Christine Lazerges, professeure de droit pénal et présidente de la Commission nationale consultative des droits de l’homme (CNCDH), détaille les conséquences de la logique de suspicion inaugurée par l’état d’urgence.

Certaines mesures de l’état d’urgence rendent-elles difficile le contrôle de la justice administrative ?

La faiblesse initiale du nombre de recours, eu égard au nombre de mesures ordonnées, s’explique très vraisemblablement par la mauvaise connaissance qu’ont ces personnes des voies d’accès à la justice administrative. Pour beaucoup d’entre elles, se faire assister d’un avocat n’est en outre pas une démarche naturelle.

L’assignation à résidence – comme d’ailleurs les autres mesures de police administrative de l’état d’urgence – est souvent ordonnée à partir des seules informations répertoriées dans les notes blanches rédigées par des fonctionnaires de la Direction générale de la sécurité intérieure (DGSI). Les magistrats de l’ordre administratif éprouvent les plus grandes difficultés à apprécier la valeur probante de tels documents, parfois imprécis, laconiques ou empreints de subjectivité. Quant aux avocats, ils disent avoir souvent le plus grand mal à apporter la preuve contraire, notamment du fait de la difficulté de réunir des éléments de preuve dans des délais très restreints ou de la difficulté de contester des informations non datées ou peu circonstanciées. Pour la CNCDH, une note blanche ne peut être considérée comme probante que si elle est suffisamment circonstanciée et précise, datée et signée.

En matière de perquisition, le nombre de recours formés devant le juge administratif est infime : une mesure contestée sur les 3 284 ordonnées au 3 février 2016 ! Plusieurs raisons peuvent expliquer ce très faible taux de contestation, notamment l’absence de remise à l’intéressé de l’ordre de perquisition (arrêté préfectoral) contenant les motifs la justifiant ou l’absence de remise d’un récépissé récapitulant les modalités de son déroulement.

Mais se pose surtout la question de l’utilité d’un recours, car le juge administratif se prononcera nécessairement après que la mesure aura produit tous ses effets.
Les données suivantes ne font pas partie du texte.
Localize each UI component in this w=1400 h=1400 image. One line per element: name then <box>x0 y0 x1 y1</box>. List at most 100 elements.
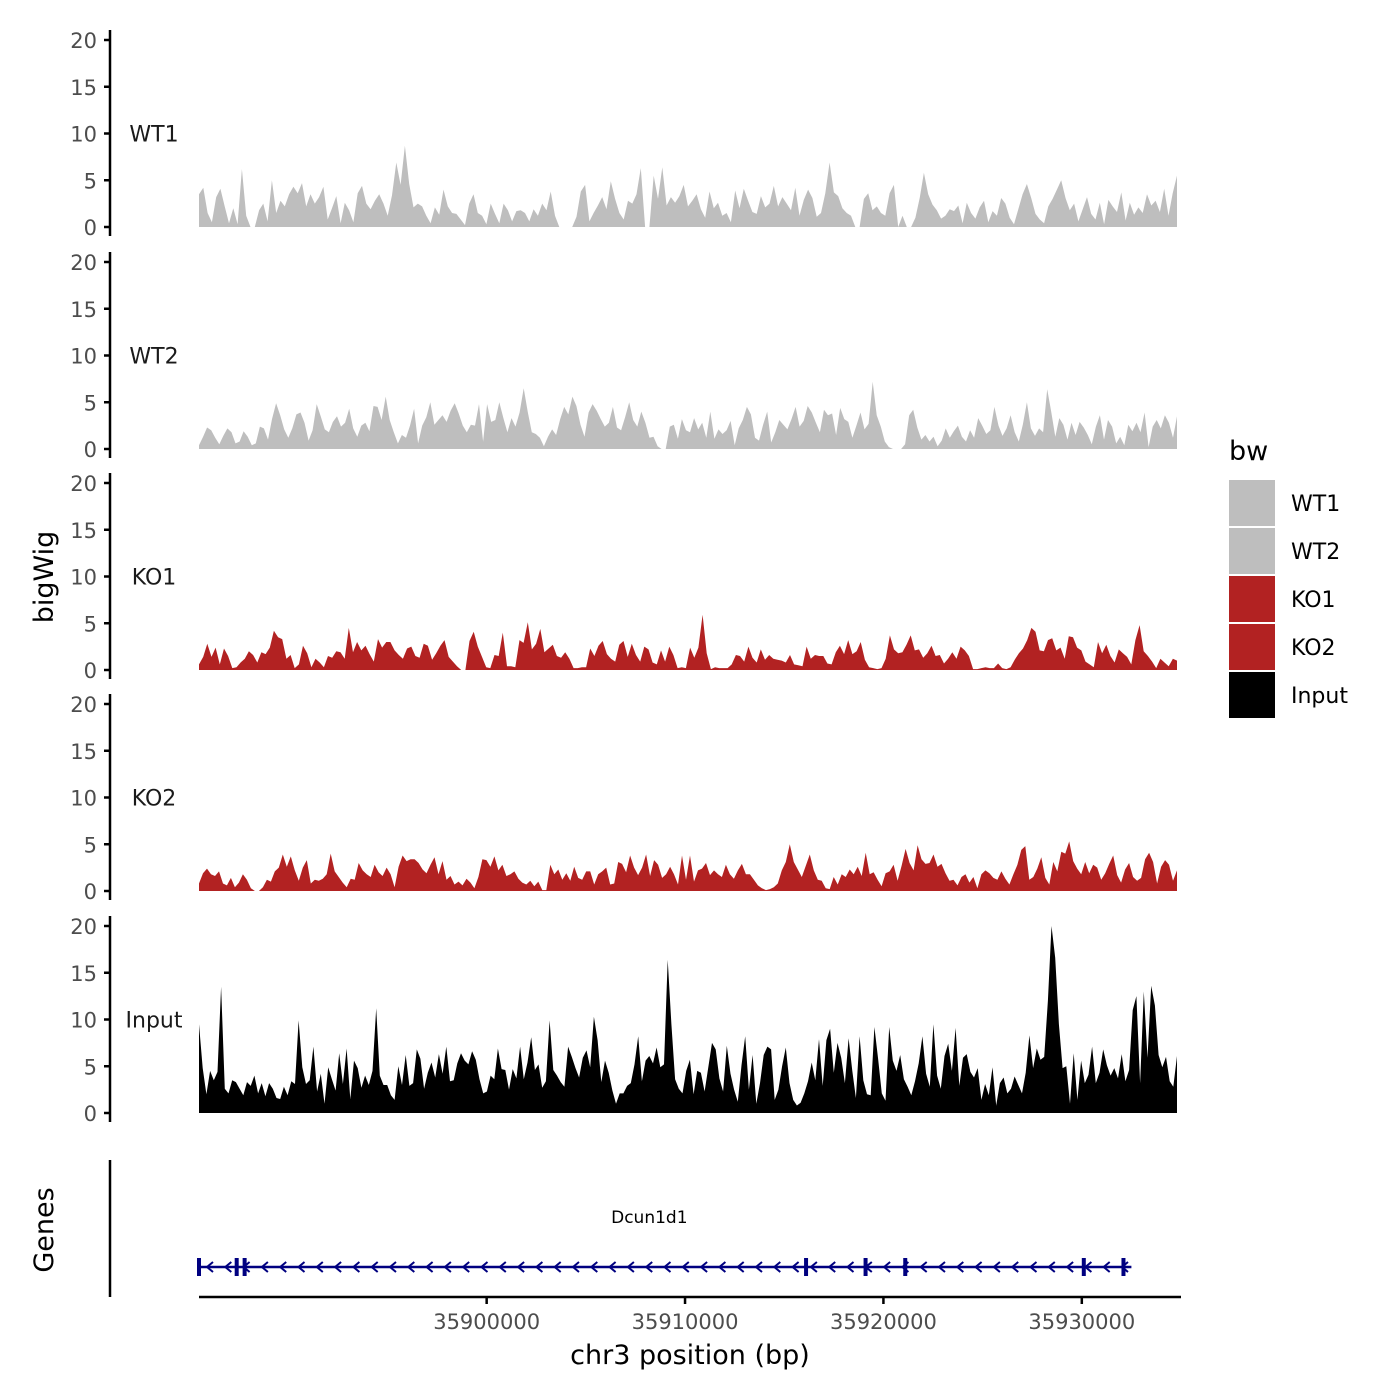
strand-arrow-icon <box>809 1261 818 1273</box>
x-tick-label-35930000: 35930000 <box>1028 1310 1135 1334</box>
strand-arrow-icon <box>772 1261 781 1273</box>
strand-arrow-icon <box>461 1261 470 1273</box>
area-wt2 <box>199 381 1177 449</box>
y-tick-label-wt2-15: 15 <box>70 298 97 322</box>
strand-arrow-icon <box>608 1261 617 1273</box>
area-ko1 <box>199 614 1177 670</box>
strand-arrow-icon <box>845 1261 855 1273</box>
strand-arrow-icon <box>681 1261 690 1273</box>
y-tick-label-wt2-0: 0 <box>84 438 97 462</box>
legend-label-wt1: WT1 <box>1291 492 1340 517</box>
strand-arrow-icon <box>333 1261 342 1273</box>
strand-arrow-icon <box>919 1261 928 1273</box>
y-tick-label-wt2-5: 5 <box>84 391 97 415</box>
area-input <box>199 926 1177 1113</box>
y-tick-label-input-15: 15 <box>70 962 97 986</box>
track-label-input: Input <box>126 1009 183 1034</box>
strand-arrow-icon <box>479 1261 489 1273</box>
strand-arrow-icon <box>351 1261 361 1273</box>
gene-track: Dcun1d1 <box>108 1160 1132 1297</box>
strand-arrow-icon <box>937 1261 946 1273</box>
strand-arrow-icon <box>791 1261 800 1273</box>
genes-track-title: Genes <box>29 1187 60 1272</box>
strand-arrow-icon <box>992 1261 1001 1273</box>
exon-mark-4 <box>804 1258 809 1276</box>
strand-arrow-icon <box>589 1261 598 1273</box>
strand-arrow-icon <box>754 1261 763 1273</box>
strand-arrow-icon <box>699 1261 708 1273</box>
strand-arrow-icon <box>498 1261 507 1273</box>
y-tick-label-ko1-15: 15 <box>70 519 97 543</box>
exon-mark-3 <box>242 1258 247 1276</box>
y-tick-label-ko2-20: 20 <box>70 693 97 717</box>
gene-name-label: Dcun1d1 <box>611 1208 687 1228</box>
y-tick-label-wt1-0: 0 <box>84 216 97 240</box>
x-axis: 35900000 35910000 35920000 35930000 <box>199 1295 1181 1334</box>
y-tick-label-wt2-20: 20 <box>70 251 97 275</box>
exon-mark-1 <box>197 1258 201 1276</box>
y-tick-label-input-5: 5 <box>84 1055 97 1079</box>
strand-arrow-icon <box>296 1261 306 1273</box>
y-tick-label-ko1-5: 5 <box>84 612 97 636</box>
strand-arrow-icon <box>1028 1261 1038 1273</box>
strand-arrow-icon <box>425 1261 434 1273</box>
y-tick-label-wt1-5: 5 <box>84 169 97 193</box>
strand-arrow-icon <box>406 1261 415 1273</box>
strand-arrow-icon <box>827 1261 836 1273</box>
x-axis-title: chr3 position (bp) <box>570 1340 810 1371</box>
strand-arrow-icon <box>388 1261 397 1273</box>
legend-swatch-wt2 <box>1229 528 1275 574</box>
exon-mark-7 <box>1081 1258 1086 1276</box>
legend-swatch-input <box>1229 672 1275 718</box>
strand-arrow-icon <box>553 1261 562 1273</box>
strand-arrow-icon <box>1010 1261 1019 1273</box>
legend-label-ko2: KO2 <box>1291 636 1336 661</box>
strand-arrow-icon <box>278 1261 287 1273</box>
strand-arrow-icon <box>516 1261 525 1273</box>
y-tick-label-ko1-10: 10 <box>70 566 97 590</box>
y-tick-label-wt1-20: 20 <box>70 29 97 53</box>
x-tick-label-35900000: 35900000 <box>433 1310 540 1334</box>
legend-swatch-wt1 <box>1229 480 1275 526</box>
legend-label-wt2: WT2 <box>1291 540 1340 565</box>
strand-arrow-icon <box>534 1261 544 1273</box>
track-panel-wt2: 0 5 10 15 20 WT2 <box>70 251 1177 462</box>
strand-arrow-icon <box>571 1261 580 1273</box>
strand-arrow-icon <box>1102 1261 1111 1273</box>
y-tick-label-ko2-10: 10 <box>70 787 97 811</box>
strand-arrow-icon <box>223 1261 232 1273</box>
strand-arrow-icon <box>315 1261 324 1273</box>
strand-arrow-icon <box>443 1261 452 1273</box>
y-tick-label-wt2-10: 10 <box>70 345 97 369</box>
strand-arrow-icon <box>717 1261 727 1273</box>
exon-mark-2 <box>234 1258 239 1276</box>
exon-mark-6 <box>903 1258 908 1276</box>
strand-arrow-icon <box>1047 1261 1056 1273</box>
legend-swatch-ko2 <box>1229 624 1275 670</box>
strand-arrow-icon <box>974 1261 983 1273</box>
track-panels: 0 5 10 15 20 WT1 0 5 10 15 20 WT2 0 5 10 15 20 KO1 0 5 10 15 2… <box>70 29 1177 1126</box>
y-tick-label-ko2-15: 15 <box>70 740 97 764</box>
legend-title: bw <box>1229 436 1268 467</box>
y-tick-label-input-0: 0 <box>84 1102 97 1126</box>
exon-mark-8 <box>1121 1258 1126 1276</box>
track-label-ko2: KO2 <box>132 787 177 812</box>
legend: WT1 WT2 KO1 KO2 Input <box>1229 480 1348 718</box>
strand-arrow-icon <box>882 1261 891 1273</box>
strand-arrow-icon <box>370 1261 379 1273</box>
x-tick-label-35910000: 35910000 <box>632 1310 739 1334</box>
legend-label-ko1: KO1 <box>1291 588 1336 613</box>
y-tick-label-ko2-5: 5 <box>84 833 97 857</box>
strand-arrow-icon <box>1065 1261 1074 1273</box>
area-wt1 <box>199 145 1177 227</box>
y-tick-label-input-10: 10 <box>70 1009 97 1033</box>
track-label-ko1: KO1 <box>132 566 177 591</box>
y-tick-label-ko1-0: 0 <box>84 659 97 683</box>
area-ko2 <box>199 841 1177 891</box>
legend-label-input: Input <box>1291 684 1348 709</box>
strand-arrow-icon <box>955 1261 964 1273</box>
y-tick-label-input-20: 20 <box>70 915 97 939</box>
y-tick-label-ko2-0: 0 <box>84 880 97 904</box>
y-tick-label-wt1-10: 10 <box>70 123 97 147</box>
Il convient dès lors de réfléchir à la mise en place d’un régime de contrôle a priori, qui pourrait être confié à l’autorité judiciaire, comme c’est déjà le cas pour les perquisitions fiscales.

Le soupçon engendre-t-il des pratiques qui relèvent d’un détournement de l’état d’urgence ?

Il ressort des auditions conduites à la CNCDH que les personnes faisant l’objet des mesures relatives à l’état d’urgence ne sont pas seulement celles qui pourraient être soupçonnées d’appartenir à la mouvance terroriste. Sont également et très largement visés les musulmans ayant certes une pratique intense et ostensible de l’islam, mais résolument non violente.

Il a également été fait état de perquisitions à l’égard de Roms sans papiers ou à l’égard de migrants. Je rappelle qu’aux termes de l’article 4-1 du Pacte international relatif aux droits civils et politiques, les mesures prises dans le cadre de l’état d’urgence ne doivent en aucun cas entraîner une discrimination fondée « uniquement » sur la race, la couleur, le sexe, la langue, la religion ou l’origine sociale.

L’état d’urgence brouille-t-il la distinction entre police administrative et police judiciaire par l’instauration d’une logique fondée sur un soupçon généralisé de dangerosité ?

En pratique, le soupçon se manifeste par des obligations standardisées imposées aux assignés à résidence – obligation de ne pas sortir de leur commune, de pointer deux ou trois fois par jour au commissariat, et de rester à leur domicile en soirée et la nuit, entre autres contraintes. En effet, il faut avoir présent à l’esprit que l’insuffisance d’individualisation de la mesure peut engendrer des contraintes disproportionnées pour la personne qui en fait l’objet, disproportion qui risque de faire dégénérer l’assignation à résidence en une véritable privation de liberté devant relever du contrôle de l’autorité judiciaire aux termes de l’article 66 de la Constitution. Il en est de même lorsque l’intéressé se voit imposer des obligations, dont le degré d’exigence est tel qu’il subit non plus une restriction de sa liberté d’aller et de venir, mais une véritable privation de liberté individuelle.

J’insiste enfin sur les effets collatéraux désastreux sur la cohésion sociale des mesures que l’état d’urgence autorise dans une logique prédictive, avec seulement un contrôle a posteriori et sans qu’un juge judiciaire intervienne à quelque moment que ce soit.